(Bloomberg) -- Billionaire Carl Icahn and his investment firm have agreed to pay $2 million to settle a US Securities and Exchange Commission probe that found the legendary investor didn’t properly disclose how much he was borrowing against his stake in the company.
Icahn is being fined $500,000 and Icahn Enterprises LP will pay $1.5 million related to insufficient disclosure of how IEP units were pledged as collateral against his personal margin loans, according to an SEC statement Monday. The investigation started after a report by short-seller Hindenburg Research sent shares in Icahn’s investment firm tanking.
The settlement agreement shows that the 88-year-old investor pledged up to 65% of his IEP units from 2018 to 2022. In exchange, he was granted up to $5.1 billion in personal margin loans by various lenders.
“We are glad to put this matter behind us and will continue to focus on operating the business for the benefit of unit holders,” Icahn said in a statement. After Hindenburg’s report, “the government investigation that followed has resulted in this settlement which makes no claim IEP or I inflated NAV or engaged in a ‘Ponzi-like’ structure.”
Both settlement agreements noted that Icahn and IEP cooperated with the investigation in providing relevant information and documents. Icahn and Icahn Enterprises didn’t admit to or deny the SEC’s findings, but they agreed to cease and desist from future violations, the agency said.
The SEC determined that Icahn didn’t properly amend a securities filing to describe his personal agreements and pledges of IEP securities until July 2023. That month, he also renegotiated loan terms with a group of banks, unlinking the loans from IEP’s share performance.
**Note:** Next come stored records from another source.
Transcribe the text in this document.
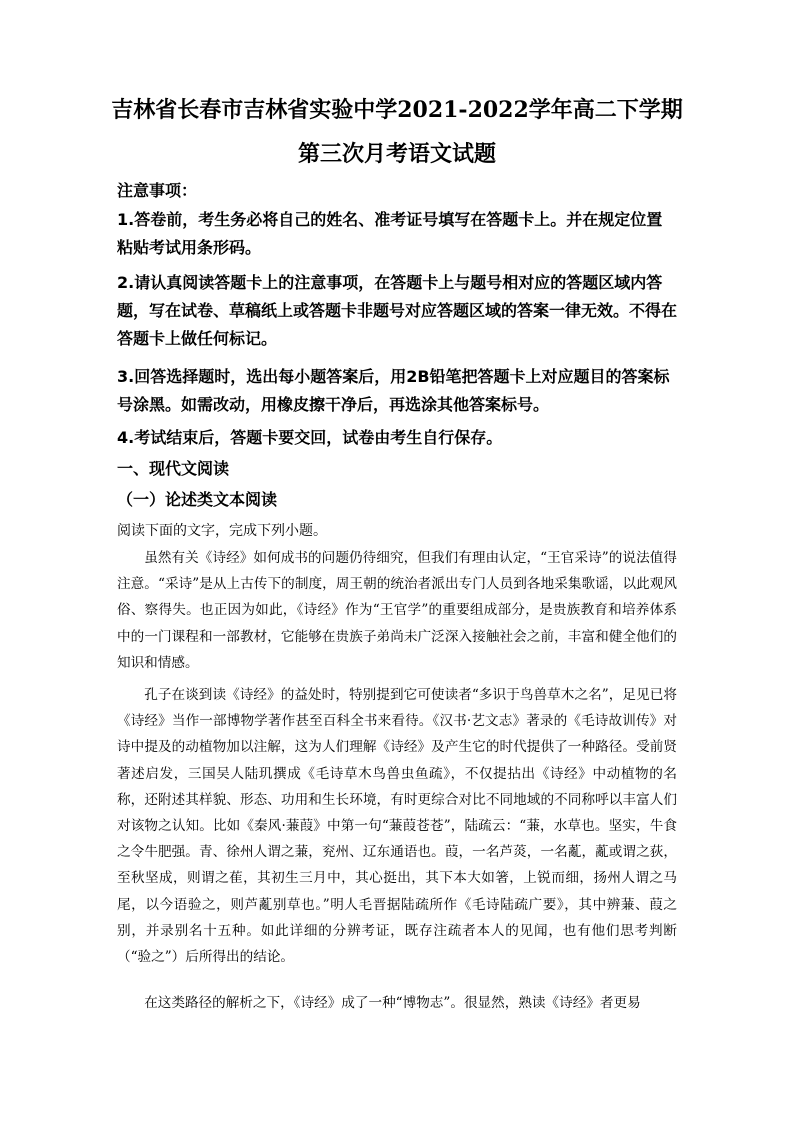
吉林省长春市吉林省实验中学2021-2022学年高二下学期
第三次月考语文试题

注意事项：

1.答卷前，考生务必将自己的姓名、准考证号填写在答题卡上。并在规定位置粘贴考试用条形码。

2.请认真阅读答题卡上的注意事项，在答题卡上与题号相对应的答题区域内答题，写在试卷、草稿纸上或答题卡非题号对应答题区域的答案一律无效。不得在答题卡上做任何标记。

3.回答选择题时，选出每小题答案后，用2B铅笔把答题卡上对应题目的答案标号涂黑。如需改动，用橡皮擦干净后，再选涂其他答案标号。

4.考试结束后，答题卡要交回，试卷由考生自行保存。

一、现代文阅读

（一）论述类文本阅读

阅读下面的文字，完成下列小题。

虽然有关《诗经》如何成书的问题仍待细究，但我们有理由认定，“王官采诗”的说法值得注意。“采诗”是从上古传下的制度，周王朝的统治者派出专门人员到各地采集歌谣，以此观风俗、察得失。也正因为如此，《诗经》作为“王官学”的重要组成部分，是贵族教育和培养体系中的一门课程和一部教材，它能够在贵族子弟尚未广泛深入接触社会之前，丰富和健全他们的知识和情感。

孔子在谈到读《诗经》的益处时，特别提到它可使读者“多识于鸟兽草木之名”，足见已将《诗经》当作一部博物学著作甚至百科全书来看待。《汉书·艺文志》著录的《毛诗故训传》对诗中提及的动植物加以注解，这为人们理解《诗经》及产生它的时代提供了一种路径。受前贤著述启发，三国吴人陆玑撰成《毛诗草木鸟兽虫鱼疏》，不仅提拈出《诗经》中动植物的名称，还附述其样貌、形态、功用和生长环境，有时更综合对比不同地域的不同称呼以丰富人们对该物之认知。比如《秦风·蒹葭》中第一句“蒹葭苍苍”，陆疏云：“蒹，水草也。坚实，牛食之令牛肥强。青、徐州人谓之蒹，兖州、辽东通语也。葭，一名芦菼，一名薍，薍或谓之荻，至秋坚成，则谓之萑，其初生三月中，其心挺出，其下本大如箸，上锐而细，扬州人谓之马尾，以今语验之，则芦薍别草也。”明人毛晋据陆疏所作《毛诗陆疏广要》，其中辨蒹、葭之别，并录别名十五种。如此详细的分辨考证，既存注疏者本人的见闻，也有他们思考判断（“验之”）后所得出的结论。

在这类路径的解析之下，《诗经》成了一种“博物志”。很显然，熟读《诗经》者更易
Icahn Enterprises said last year that it had been contacted by both the SEC’s enforcement division and the US Attorney’s Office to provide information on its corporate governance, capitalization, securities offerings, disclosures, dividends, valuation, marketing materials and due diligence.
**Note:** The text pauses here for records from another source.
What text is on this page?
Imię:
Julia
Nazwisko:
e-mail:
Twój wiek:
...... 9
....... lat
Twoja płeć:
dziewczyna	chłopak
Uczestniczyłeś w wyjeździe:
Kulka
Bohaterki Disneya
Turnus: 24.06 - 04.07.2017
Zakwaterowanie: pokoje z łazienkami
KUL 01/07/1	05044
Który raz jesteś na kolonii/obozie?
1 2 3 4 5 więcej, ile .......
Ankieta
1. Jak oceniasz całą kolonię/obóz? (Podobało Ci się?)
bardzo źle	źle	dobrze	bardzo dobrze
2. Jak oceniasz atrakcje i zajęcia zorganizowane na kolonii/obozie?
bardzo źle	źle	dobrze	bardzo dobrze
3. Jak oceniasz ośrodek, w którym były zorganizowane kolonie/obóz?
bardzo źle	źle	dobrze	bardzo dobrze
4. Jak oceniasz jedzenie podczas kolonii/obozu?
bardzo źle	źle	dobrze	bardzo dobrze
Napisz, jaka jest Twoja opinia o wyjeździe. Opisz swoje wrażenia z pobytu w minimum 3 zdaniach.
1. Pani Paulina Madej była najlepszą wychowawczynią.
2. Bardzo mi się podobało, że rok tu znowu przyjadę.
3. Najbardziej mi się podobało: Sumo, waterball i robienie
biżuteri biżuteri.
IEP’s stock was sent on a downward spiral last May when Hindenburg Research said it was shorting units of the company. Hindenburg said in a lengthy report that the company was overpriced, and said it had found evidence of inflated valuations for some of its assets.
“IEP is settling an unrelated disclosure violation on issues that were reviewed by outside advisers at the time in question,” Jonathan Streeter, a lawyer for IEP, said in a statement. “When IEP made that correction, its unit price barely moved and the market did not react.”